Intelligent edge devices promise to improve both the patient and the staff experience in the hospital. Skilled nursing staff struggle with the traditional alarm-based monitoring environments. Medical devices and monitors generate a significant amount of noise and activity that can both be reduced or eliminated by more intelligent solutions. The American Association of Critical Care Nurses defines alarm fatigue as a sensory overload that occurs when clinicians are exposed to an excessive number of alarms, which can result in desensitization to alarm sounds and an increased rate of missed alarms. This is especially concerning when we consider that clinical research has suggested that a majority of alarms given off by medical devices are false. This has resulted in alarm fatigue being recognized as an increasingly critical safety issue in clinical care practice, and the Emergency Care Research Institute listed “Alarm, Alert, and Notification Overload” as one of its Top 10 Health Technology Hazards for 2020.
Clinical alarms may be one of the best opportunities to couple AI, IoMT, and mobile to improve clinical outcomes and the patient experience. New advances in on device AI and ML can offer more intelligent and directed notifications to skilled nursing staffs and care monitoring centers that reduce or eliminate the need for incessant, audible alarms in most patient care settings. Advances in “tiny ML” are being driven forward by opportunities for inexpensive, low power edge devices to create significant new opportunities to displace expensive, inhouse IT and communications platforms in applying intelligent processing at the patient bedside.
Intelligent devices will create a more nuanced way to recognize faults versus actual patient alarms. Problems with sensors themselves versus actual patient health changes generate a significant number of audible alerts, and result in a general reduction in responder urgency as they are often dismissed as noncritical background noise. The use of more intelligent fault detection, coupled with intelligent routing of alarms based on clinician proximity and availability to a mobile device could dramatically reduce the ambient noise that is disrupting patient care on a widespread basis.

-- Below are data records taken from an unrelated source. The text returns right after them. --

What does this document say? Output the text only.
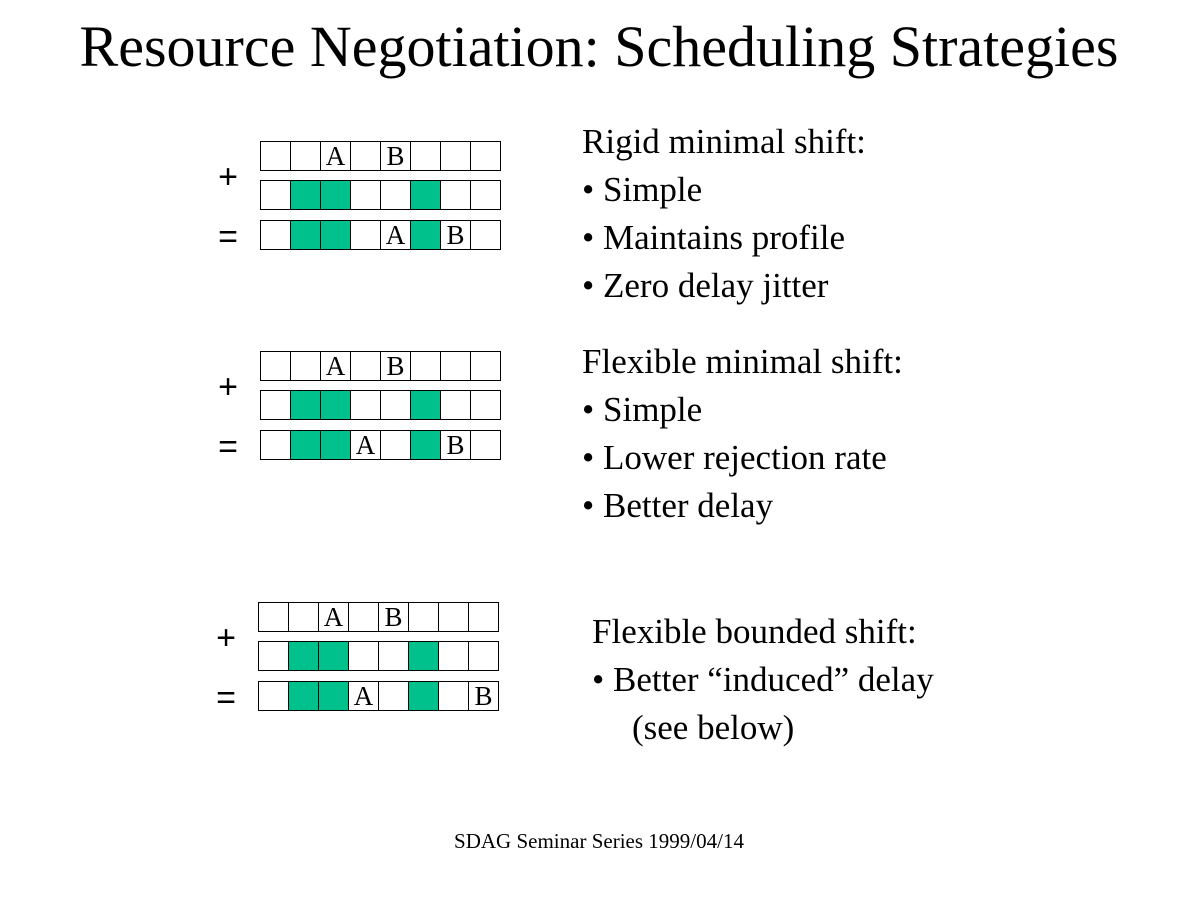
Resource Negotiation: Scheduling Strategies
+
=
A B
A B
Rigid minimal shift:
• Simple
• Maintains profile
• Zero delay jitter
+
=
A B
A	B
Flexible minimal shift:
• Simple
• Lower rejection rate
• Better delay
+
=
A B
A	B
Flexible bounded shift:
• Better “induced” delay
(see below)
SDAG Seminar Series 1999/04/14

More intelligent, low power devices making use of tinyML, and edge services will allow more patient monitoring (and more data) to be captured without significant increases in IT infrastructure, and ambient noise from alerts. This will increase patient safety, while reducing clinician workloads to monitor patient status. These devices will become increasingly more important as we deliver more care in remote (home) settings, and we provide increasing levels of support for “hospital at home”, and aging in place. Expect an explosion in small, low power, mobile monitoring technologies as this market takes off and clinicians begin to embrace the value of low cost, intelligent monitoring solutions.